Daaaleekooo jeszczeee? - nie byłam zbytnio zmęczona, ale niecierpliwiłam się.
Jeszcze tylko jakieś dwa kilometry, kochanie. - uśmiechnął się Joke.
Hmm, co to za miejsce, powiesz mi wreszcie?
Nie:D – szczerzył zęby zadowolony, że trzyma mnie w niepewności – ale na pewno ci się
spodoba.
Jeśli nie, to zażądam zwrotu pieniędzy.
Oboje wybuchnęliśmy śmiechem. Spojrzał na mnie ciepło, z czułością.

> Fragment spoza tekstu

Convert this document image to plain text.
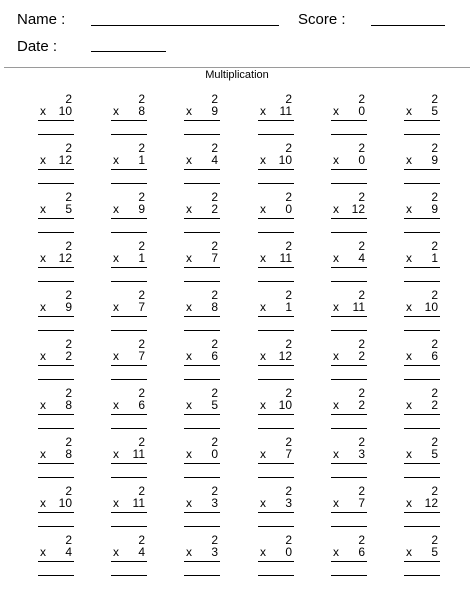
Name :	Score :
Date :
Multiplication
2
x 10
2
x 8
2
x 9
2
x 11
2
x 0
2
x 5
2
x 12
2
x 1
2
x 4
2
x 10
2
x 0
2
x 9
2
x 5
2
x 9
2
x 2
2
x 0
2
x 12
2
x 9
2
x 12
2
x 1
2
x 7
2
x 11
2
x 4
2
x 1
2
x 9
2
x 7
2
x 8
2
x 1
2
x 11
2
x 10
2
x 2
2
x 7
2
x 6
2
x 12
2
x 2
2
x 6
2
x 8
2
x 6
2
x 5
2
x 10
2
x 2
2
x 2
2
x 8
2
x 11
2
x 0
2
x 7
2
x 3
2
x 5
2
x 10
2
x 11
2
x 3
2
x 3
2
x 7
2
x 12
2
x 4
2
x 4
2
x 3
2
x 0
2
x 6
2
x 5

Joe! To nie film! - przypomniałam mu. Gdy kiedyś jechałam z Leszkiem, ten zapatrzył
się na mnie, zamiast na drogę, bo powiedziałam rzecz bardzo mądrą (że nie będę
„dziewczyną Jerseya”, tylko Alex Rock) i prawie spowodował wypadek. Gdy nazwałam
go piratem drogowym, stwierdził, że zrobiłby to przez sam mój wrzask. Super, wszyscy
zwalają winę na mnie, dzięki:<.
Jak oni robią to wszystko w tych filmach? - westchnął chłopak, nie mogąc znaleźć
odpowiedzi.
Nie wiem, ty pracujesz przy amerykańskich produkcjach. Ja grałam tylko w serialach i
mi wystarczy. - tak, Joe jest także aktorem, ale przede wszystkim zajmuje się muzyką.
Ja również i mimo małych rólek nie lubię, gdy nazywają mnie „aktorką”;/.
Nie lubisz pracy na planie?
Och, granie zbuntowanej punkówy było super:D! – przyznałam. Uwielbiam tę rolę! -
Wiesz, powinieneś chociaż na próbę nosić kolczyk w nosie, jak ja wtedy:D!
Ale nie miałaś naprawdę przedziurawionego nosa – zauważył.
Co ty, miałam!
Tak? - spojrzał na mnie zdumiony. - Przecież to wyjątkowo niebezpieczne! Jak babcia ci
na to pozwoliła?! Przecież miałaś tylko 14 lat!
Nie musiałam nigdy martwić się o zdanie rodziców.
Żartuję:D! - wybuchnęłam śmiechem.
Och, ty okrutna kobieto. To nie było zabawne.
To było bardzo zabawne i dobrze o ty wiesz:D.
Wcale nie. Policzymy się na miejscu. Czyli już za chwilę:D!
Mam się bać?
O tak! - na jego twarz wstąpił diabelski uśmieszek. Na wszelki wypadek troszkę się od
niego odsunęłam. Po kilku minutach Joe zaparkował. - Zapłacisz mi za to – zaśmiał się,
szybko rozpinając pas bezpieczeństwa i zaczął mnie łaskotać. O nie. Od razu zaczęłam
wrzeszczeć i chichotać.
Jooooeee! Hahaha... Hahaha... Przeeestań, proooszęę! Hahaha...
Pokręcił głową, wyjątkowo dobrze się bawił.
Co, mam ci znów powiee-eedzieć, że jesteś najseksowniejszym facetem na świecie?
A powiesz?
Nie wiem... - palnęłam, więc tortury stały się jeszcze gorsze.
Hahahaaaa... Joooeeee! Hahhaa... Przeeesstaaańń!! Dooossyyyć!! Hahaha...
Tym razem nawet nie możesz mnie kopnąć:D!
Hahaaha... I to ja jestem okru-uutnaa? Haha... Przeestaańń!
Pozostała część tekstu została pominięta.